As a Hollywood makeup artist, Ken Diaz has helped create some very memorable movie characters in the last 30 years, including Pizza the Hut in “Spaceballs” and Uncle Fester in “The Addam’s Family.”

In 1989, Diaz was nominated for an Academy Award for his makeup work on the film “Dad” starring Jack Lemmon. He earned a second Oscar nomination in 1995 for “My Family” (“Mi Familia”). Other movies credited to his name include “Casino,” “Heat,” “Training Day” and “The Expendables.”

In “Immortals,” Diaz was assigned to develop the look for Mickey Rourke’s character King Hyperion and for all the Titan characters. “Immortals” tells the story of Theseus (Henry Cavill), a mortal man chosen by Zeus to lead a war against King Hyperion, who has his sights set on destroying humanity.
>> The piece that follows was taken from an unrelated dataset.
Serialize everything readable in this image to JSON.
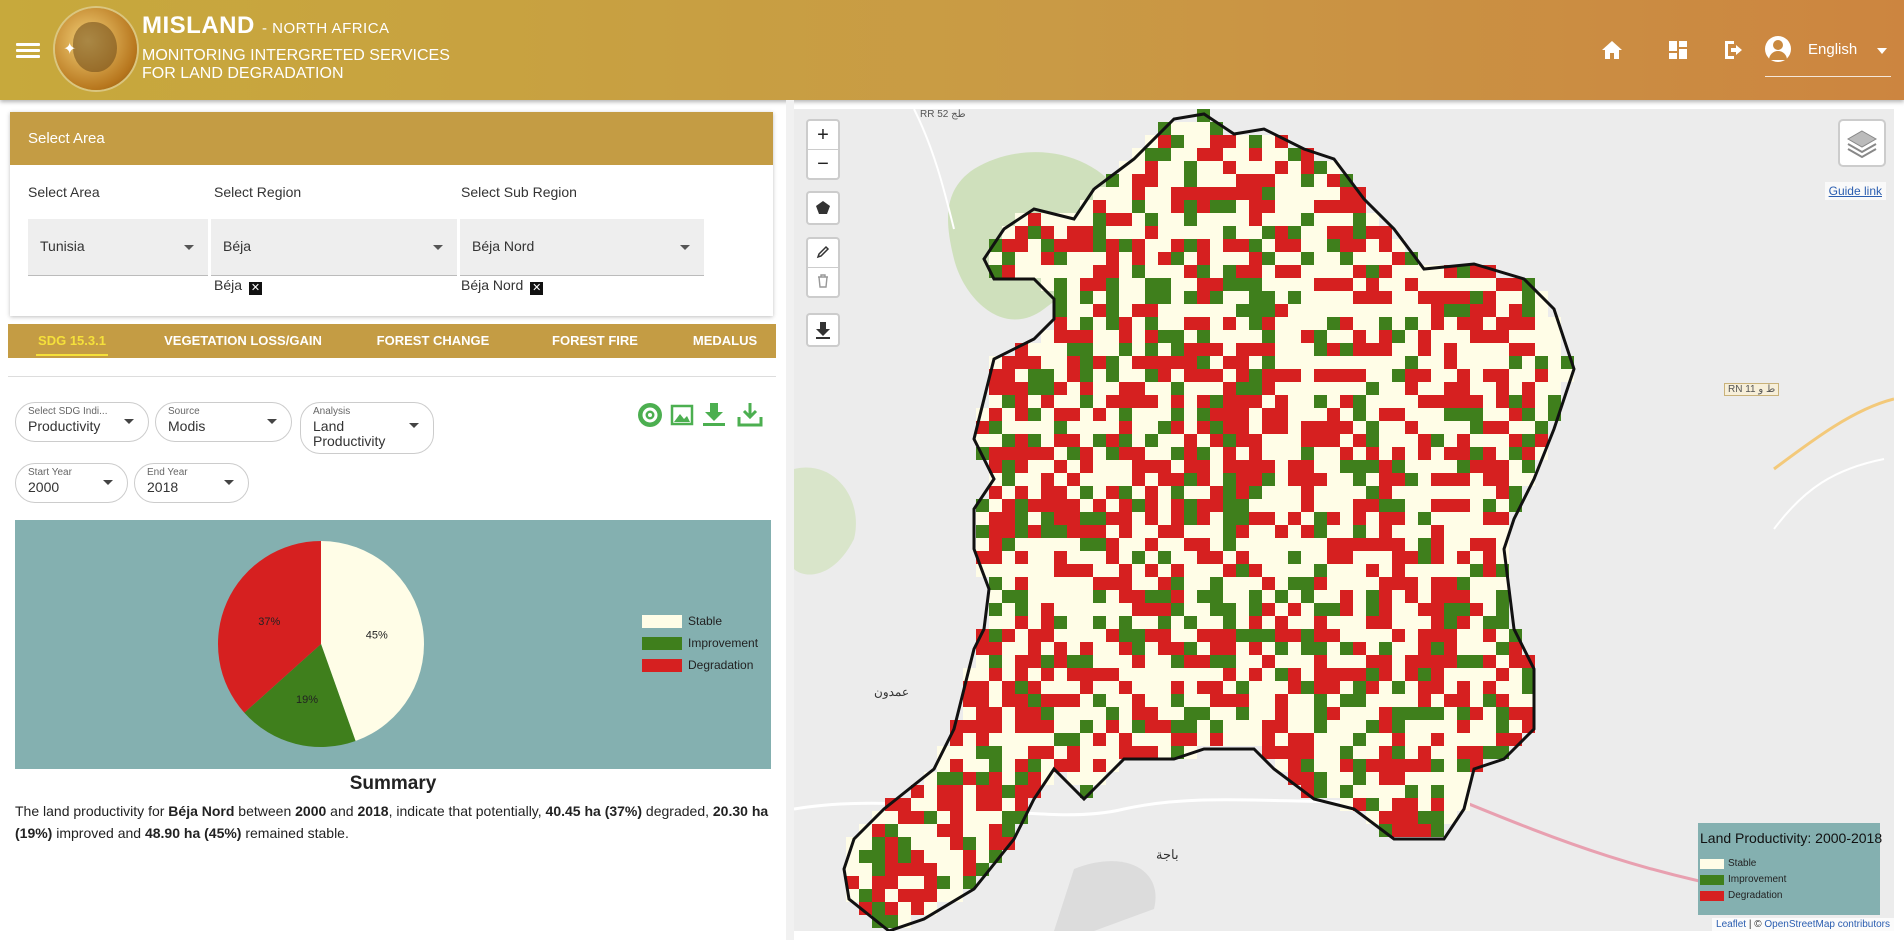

During an exclusive interview with me, Diaz talked about how the makeup industry has changed over the last three decades and what kind of work he did on Rourke in the makeup chair to make King Hyperion come to life.

You’ve been in your line of work for 30 years. Have the type of makeup artists that join this field changed over that time?

Yeah, at first when I was in makeup school, I saw a lot of young girls who were into beauty makeup. I was kind of intimidated by these girls. It was kind of like they were playing Barbies. Within a year, they were nowhere around and I was still striving and trying to do my best work.

Are you always looking to challenge yourself and do something you’ve never done before?

Yeah, in the course of my career I’ve gone through stages. Initially, in the late 70s and early 80s, it was a lot of blood and guts kind of stuff. Then, I went into more character-orientated makeup and age-transformations. Then I went through a tattoo phase. I did a lot of tattoos for about 10 years. It was actually the only kind of work I was getting for a while.

I would have never guessed creating tattoos for the movies was such a specialized skill.

Well, “Zoot Suit” was the first movie I was asked to do tattoos for film. I also did “American Me” and “Blood in Blood Out” back in the early 90s. I recruited some ex-cons that were tattoo artists in prison so I could bring that authenticity to the design. I was around real tattoo artists all the time and utilized their expertise.

What was it like having Mickey Rourke in your makeup chair for “Immortals?”

I’ve known Mickey since 1979’s “Heaven’s Gate.” I always try to help him out with some of his acting stuff. He’s a method actor so I will treat him like a boxer sometimes. I would sit him down, slap him on the cheek and tell him, “Go get em’, champ” just to get him hyped up. We worked really well together. It went beyond makeup. I was sometimes an acting coach – somebody he could rely on and trust on the set. He likes to rely on makeup, hair and wardrobe a lot to help develop or discover the character.

How did you help him find his character in “Immortals” through the makeup process?

Well, we met early on with the director (Tarsem Singh) and he talked about how he thought Mickey’s character should have some facial scars that were created from a ritualistic scarring using a crab claw to cut the flesh. In the meantime, Mickey asked me to put together an assortment of hairstyles and facial hair looks. Once he walked in front of the camera in full makeup, hair and wardrobe, everybody was pleased with the look of King Hyperion.

You’ve seen some of the movies you’ve worked on in your career remade in recent years like “Fright Night” and “The Thing.” What’s your take on remaking movies that relied so heavily on makeup getting more of a CGI makeover the second time around?

Yeah, they also did “My Bloody Valentine” a few years ago, too. On “Fright Night,” I think it’s a great film and I’m really proud of the work we did on that. I don’t think the CGI stuff in “The Thing” can surpass anything we did with the original. The effects we did in front of the camera for that movie were just the best.